Department of Anatomic Pathology, Kasr Alainy Faculty of Medicine, Cairo University, Giza, Egypt.
Department of Computer Science, Faculty of Graduate Studies for Statistical Research, Cairo University, Giza, Egypt.
Acta Cytol. 2024;68(2):160-170. doi: 10.1159/000538465. Epub 2024 Mar 24.

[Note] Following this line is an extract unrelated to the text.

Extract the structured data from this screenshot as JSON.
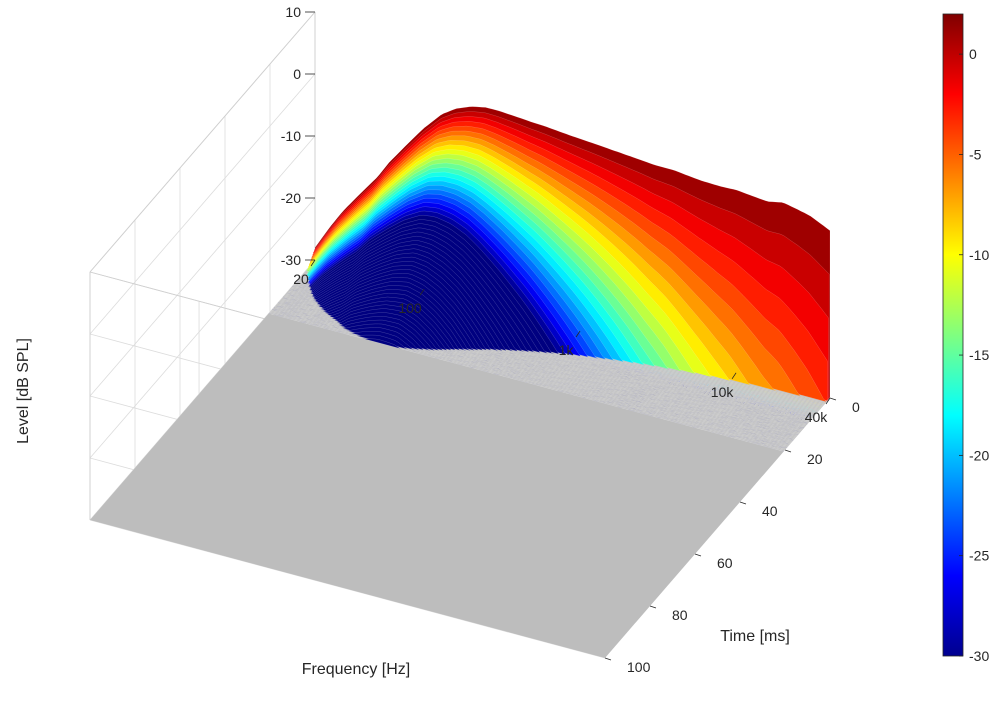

The application of artificial intelligence (AI) algorithms in serous fluid cytology is lacking due to the deficiency in standardized publicly available datasets. Here, we develop a novel public serous effusion cytology dataset. Furthermore, we apply AI algorithms on it to test its diagnostic utility and safety in clinical practice.
The work is divided into three phases. Phase 1 entails building the dataset based on the multitiered evidence-based classification system proposed by the International System (TIS) of serous fluid cytology along with ground-truth tissue diagnosis for malignancy. To ensure reliable results of future AI research on this dataset, we carefully consider all the steps of the preparation and staining from a real-world cytopathology perspective. In phase 2, we pay special consideration to the image acquisition pipeline to ensure image integrity. Then we utilize the power of transfer learning using the convolutional layers of the VGG16 deep learning model for feature extraction. Finally, in phase 3, we apply the random forest classifier on the constructed dataset.
The dataset comprises 3,731 images distributed among the four TIS diagnostic categories. The model achieves 74% accuracy in this multiclass classification problem. Using a one-versus-all classifier, the fallout rate for images that are misclassified as negative for malignancy despite being a higher risk diagnosis is 0.13. Most of these misclassified images (77%) belong to the atypia of undetermined significance category in concordance with real-life statistics.
This is the first and largest publicly available serous fluid cytology dataset based on a standardized diagnostic system. It is also the first dataset to include various types of effusions and pericardial fluid specimens. In addition, it is the first dataset to include the diagnostically challenging atypical categories. AI algorithms applied on this novel dataset show reliable results that can be incorporated into actual clinical practice with minimal risk of missing a diagnosis of malignancy. This work provides a foundation for researchers to develop and test further AI algorithms for the diagnosis of serous effusions.
由于标准化的公共可用数据集的缺乏,人工智能(AI)算法在浆膜腔积液细胞学中的应用受到限制。在这里,我们开发了一个新的公共浆膜腔积液细胞学数据集。此外,我们还将 AI 算法应用于该数据集,以测试其在临床实践中的诊断效用和安全性。
这项工作分为三个阶段。第 1 阶段是根据国际浆膜腔积液细胞学系统(TIS)提出的多层次循证分类系统以及恶性肿瘤的组织诊断建立数据集。为了确保未来在该数据集上进行 AI 研究的结果可靠,我们从实际细胞病理学的角度仔细考虑了制备和染色的所有步骤。在第 2 阶段,我们特别注意图像采集管道,以确保图像的完整性。然后,我们利用 VGG16 深度学习模型的卷积层进行迁移学习,以提取特征。最后,在第 3 阶段,我们在构建的数据集上应用随机森林分类器。
该数据集包含 3731 张图像,分布在 TIS 的四个诊断类别中。该模型在这个多类分类问题中达到了 74%的准确率。使用一对一分类器,对于被错误归类为恶性肿瘤阴性但具有更高风险诊断的图像,其错误分类率为 0.13。大多数这些被错误分类的图像(77%)与现实生活中的统计数据一致,属于不确定意义的不典型类别。
这是第一个也是最大的基于标准化诊断系统的公共浆膜腔积液细胞学数据集。它也是第一个包含各种类型的渗出液和心包液标本的数据集。此外,它是第一个包含具有挑战性的不典型类别的数据集。应用于这个新数据集的 AI 算法显示出可靠的结果,可以将其纳入实际的临床实践中,而不会错过恶性肿瘤的诊断。这项工作为研究人员开发和测试用于诊断浆膜腔积液的进一步 AI 算法提供了基础。